11 de julho de 2026
Regional

Máquina gigante devolvida na porta de banco gera reclamações em Duartina

Lilian Grasiela
| Tempo de leitura: 2 min

Orácio Giacomini/Divulgação
Máquina de bombear concreto está ocupando parte da calçada e metade da rua 

Duartina - Uma máquina gigante de bombear concreto deixada por um empresário na porta de uma agência bancária localizada no Centro de Duartina (38 quilômetros de Bauru) em atendimento a decisão judicial está gerando transtornos para pedestres e motoristas.
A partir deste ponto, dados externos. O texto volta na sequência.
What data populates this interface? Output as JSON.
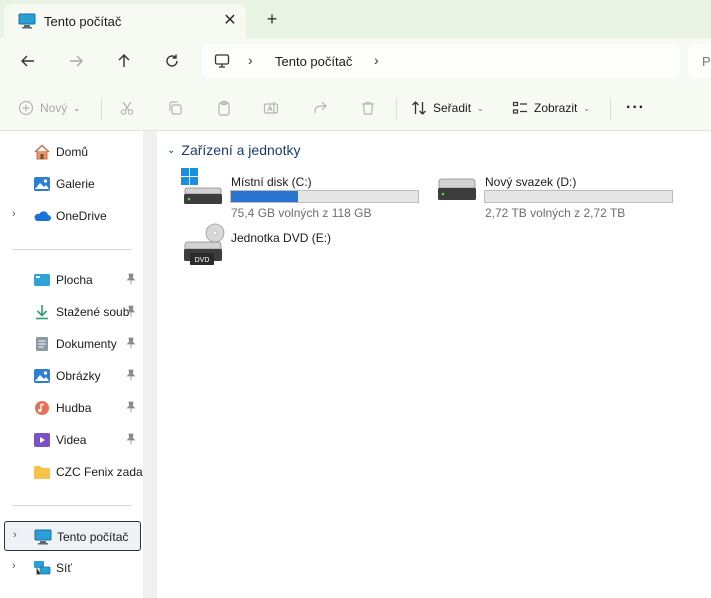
{
  "window": {
    "tab_title": "Tento počítač",
    "close_glyph": "✕",
    "new_tab_glyph": "+"
  },
  "address_bar": {
    "separator": "›",
    "location": "Tento počítač",
    "search_placeholder_fragment": "P"
  },
  "command_bar": {
    "new_label": "Nový",
    "sort_label": "Seřadit",
    "view_label": "Zobrazit",
    "more_glyph": "···",
    "caret": "⌄"
  },
  "sidebar": {
    "items": [
      {
        "label": "Domů",
        "icon": "home-icon",
        "expandable": false,
        "pinned": false
      },
      {
        "label": "Galerie",
        "icon": "gallery-icon",
        "expandable": false,
        "pinned": false
      },
      {
        "label": "OneDrive",
        "icon": "onedrive-icon",
        "expandable": true,
        "pinned": false
      },
      {
        "label": "Plocha",
        "icon": "desktop-icon",
        "expandable": false,
        "pinned": true
      },
      {
        "label": "Stažené soub",
        "icon": "downloads-icon",
        "expandable": false,
        "pinned": true
      },
      {
        "label": "Dokumenty",
        "icon": "documents-icon",
        "expandable": false,
        "pinned": true
      },
      {
        "label": "Obrázky",
        "icon": "pictures-icon",
        "expandable": false,
        "pinned": true
      },
      {
        "label": "Hudba",
        "icon": "music-icon",
        "expandable": false,
        "pinned": true
      },
      {
        "label": "Videa",
        "icon": "videos-icon",
        "expandable": false,
        "pinned": true
      },
      {
        "label": "CZC Fenix zadat",
        "icon": "folder-icon",
        "expandable": false,
        "pinned": false
      },
      {
        "label": "Tento počítač",
        "icon": "this-pc-icon",
        "expandable": true,
        "pinned": false,
        "selected": true
      },
      {
        "label": "Síť",
        "icon": "network-icon",
        "expandable": true,
        "pinned": false
      }
    ],
    "chevron": "›"
  },
  "content": {
    "group_title": "Zařízení a jednotky",
    "group_chevron": "⌄",
    "drives": [
      {
        "name": "Místní disk (C:)",
        "free_text": "75,4 GB volných z 118 GB",
        "used_fraction": 0.36,
        "icon": "windows-drive-icon"
      },
      {
        "name": "Nový svazek (D:)",
        "free_text": "2,72 TB volných z 2,72 TB",
        "used_fraction": 0.0,
        "icon": "hard-drive-icon"
      },
      {
        "name": "Jednotka DVD (E:)",
        "free_text": "",
        "icon": "dvd-drive-icon",
        "badge": "DVD"
      }
    ]
  },
  "colors": {
    "accent": "#2775d1",
    "group_header": "#1e3a6e",
    "chrome": "#f6faf3"
  }
}
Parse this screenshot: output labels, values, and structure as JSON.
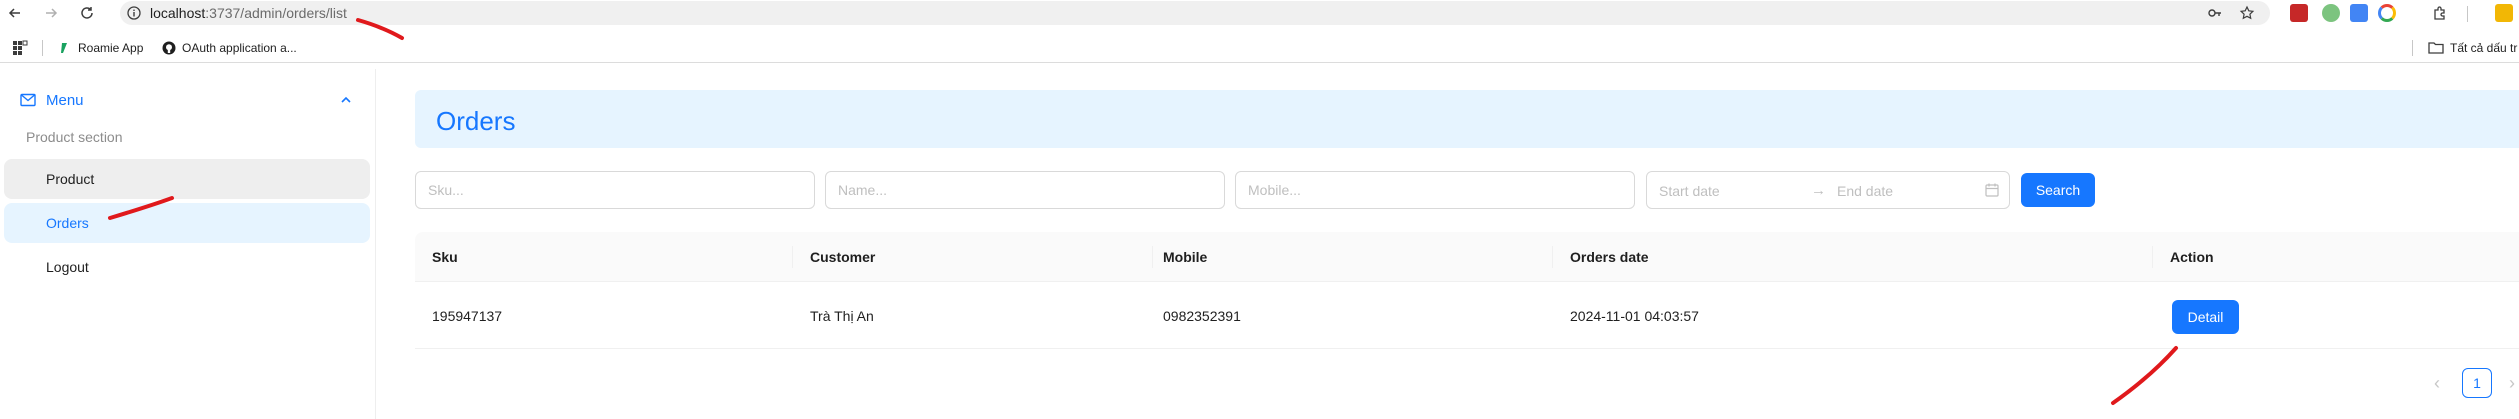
{
  "browser": {
    "url_host": "localhost",
    "url_path": ":3737/admin/orders/list",
    "bookmarks": [
      {
        "label": "Roamie App"
      },
      {
        "label": "OAuth application a..."
      }
    ],
    "bookmarks_folder": "Tất cả dấu tr"
  },
  "sidebar": {
    "menu_label": "Menu",
    "group_title": "Product section",
    "items": [
      {
        "label": "Product"
      },
      {
        "label": "Orders"
      },
      {
        "label": "Logout"
      }
    ]
  },
  "main": {
    "title": "Orders",
    "filters": {
      "sku_placeholder": "Sku...",
      "name_placeholder": "Name...",
      "mobile_placeholder": "Mobile...",
      "start_date_placeholder": "Start date",
      "end_date_placeholder": "End date",
      "search_label": "Search"
    },
    "table": {
      "headers": [
        "Sku",
        "Customer",
        "Mobile",
        "Orders date",
        "Action"
      ],
      "rows": [
        {
          "sku": "195947137",
          "customer": "Trà Thị An",
          "mobile": "0982352391",
          "orders_date": "2024-11-01 04:03:57",
          "action_label": "Detail"
        }
      ]
    },
    "pagination": {
      "current_page": "1",
      "prev_symbol": "‹",
      "next_symbol": "›"
    }
  },
  "colors": {
    "accent": "#1677ff",
    "header_bg": "#e6f4ff",
    "annotation": "#e0191c"
  },
  "icons": [
    "back-icon",
    "forward-icon",
    "reload-icon",
    "info-icon",
    "password-key-icon",
    "star-icon",
    "apps-grid-icon",
    "github-icon",
    "folder-icon",
    "mail-icon",
    "chevron-up-icon",
    "calendar-icon"
  ]
}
Segundo moradores que entraram em contato com o JC, o risco de acidente no local é grande, já que o equipamento está obstruindo parte da calçada e metade da rua.

A máquina está "estacionada" desde segunda-feira (1) na rua Benedito Gebara, próximo ao cruzamento com avenida Nove de Julho. "O equipamento de grande porte está atrapalhando o trânsito de veículos, inclusive o trajeto do ônibus circular", reclama um morador, que terá a identidade preservada pela reportagem.
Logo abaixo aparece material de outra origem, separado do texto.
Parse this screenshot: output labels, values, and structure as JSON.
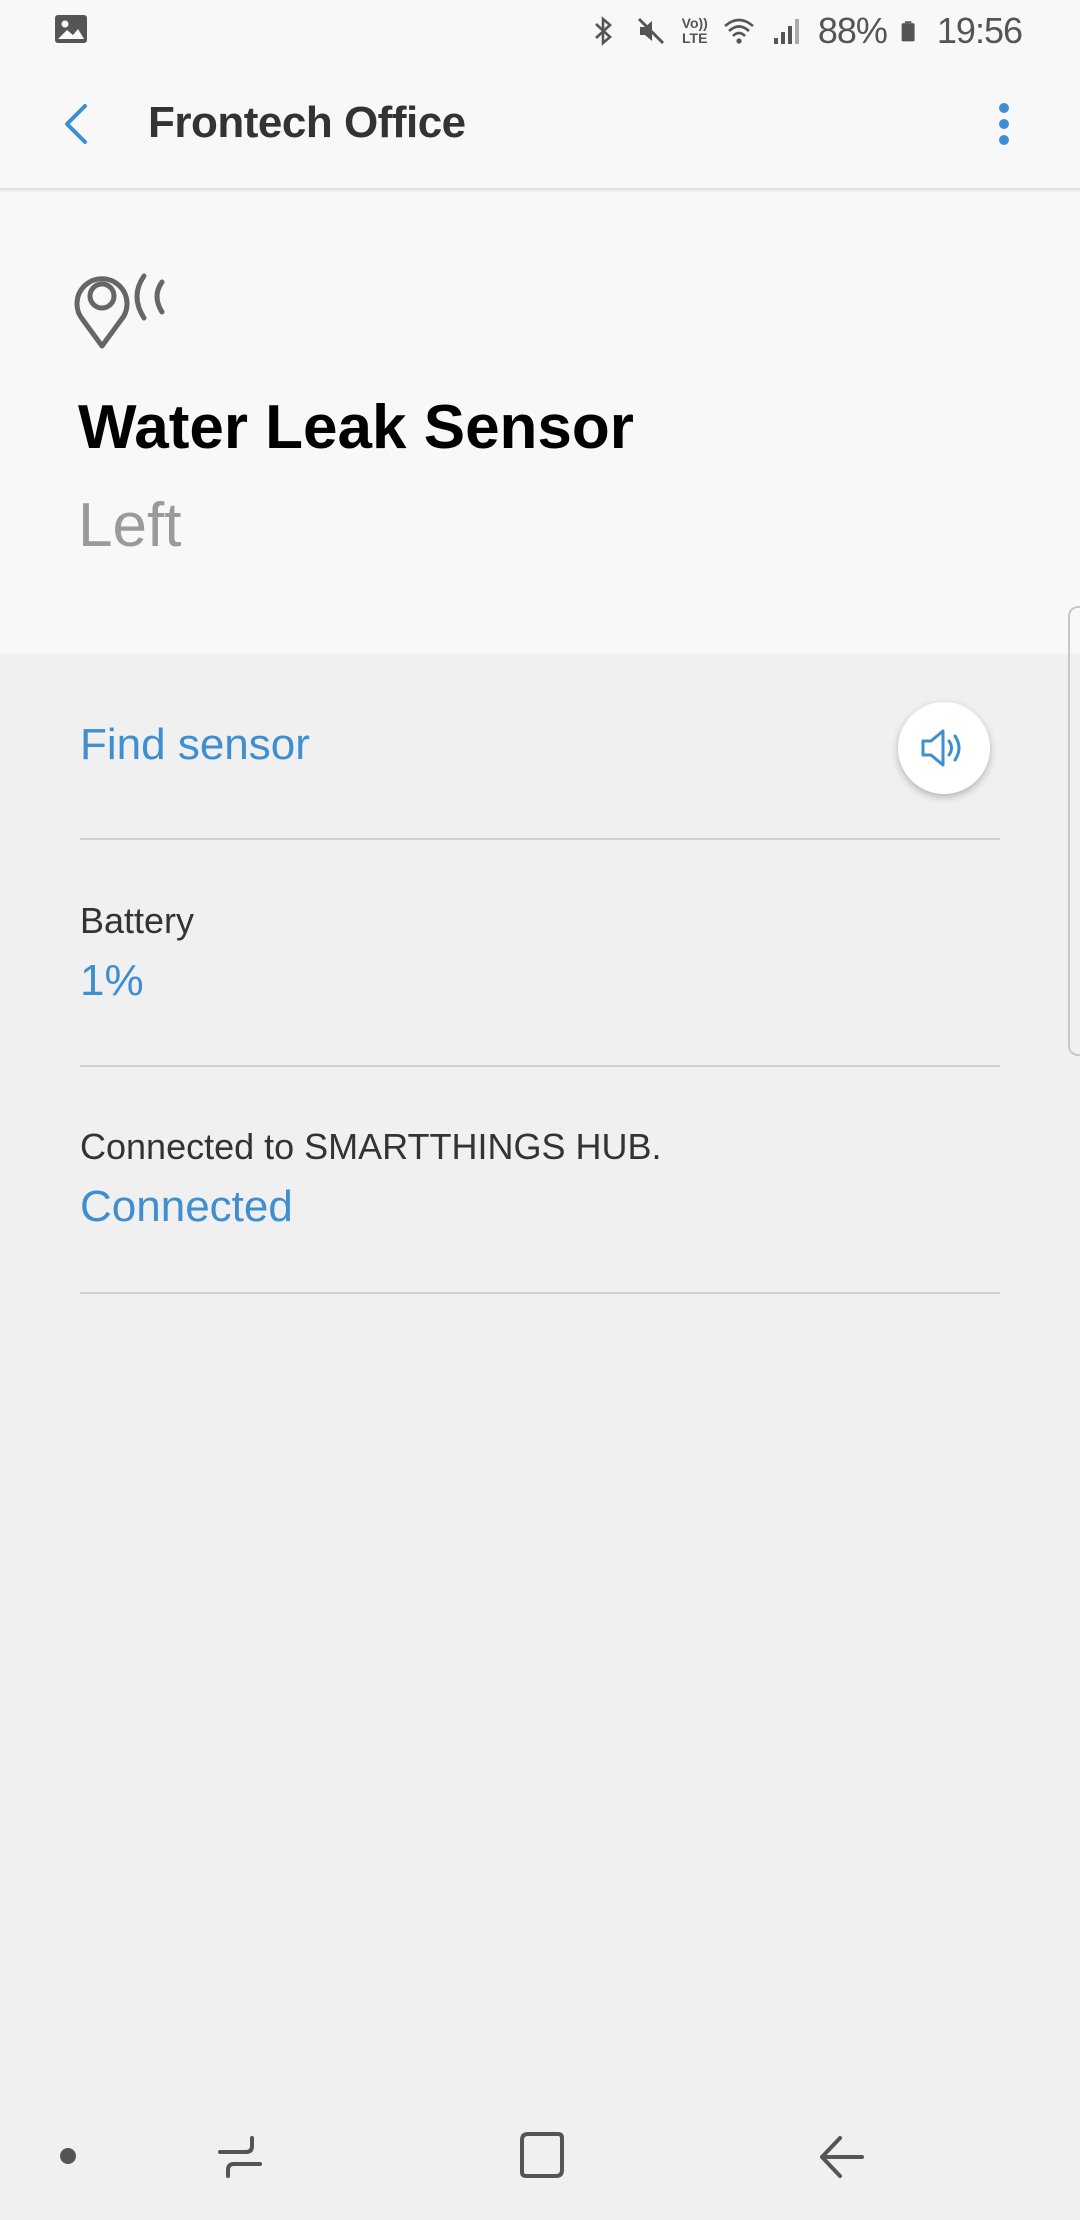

De acordo com o secretário de Governo da Prefeitura de Duartina, José Domingos, a devolução do maquinário ao Banco do Brasil foi determinada pelo Tribunal de Justiça (TJ) nos autos de um procedimento cível ajuizado pela instituição contra o empresário.

"No despacho do desembargador, ele deferiu o que foi pedido pelo banco e disse 'seguindo restabelecida a tutela antecipada, condicionando a prévia devolução do bem para o banco no endereço por ele declinado nos autos'. O endereço é o endereço do banco", afirma.

Apesar de considerar que o empresário cumpriu a decisão judicial devolvendo o bem, Domingos admite que a máquina está ocupando espaço público. "Nosso departamento jurídico entrou com uma petição informando o que tinha acontecido no Fórum de Duartina", diz.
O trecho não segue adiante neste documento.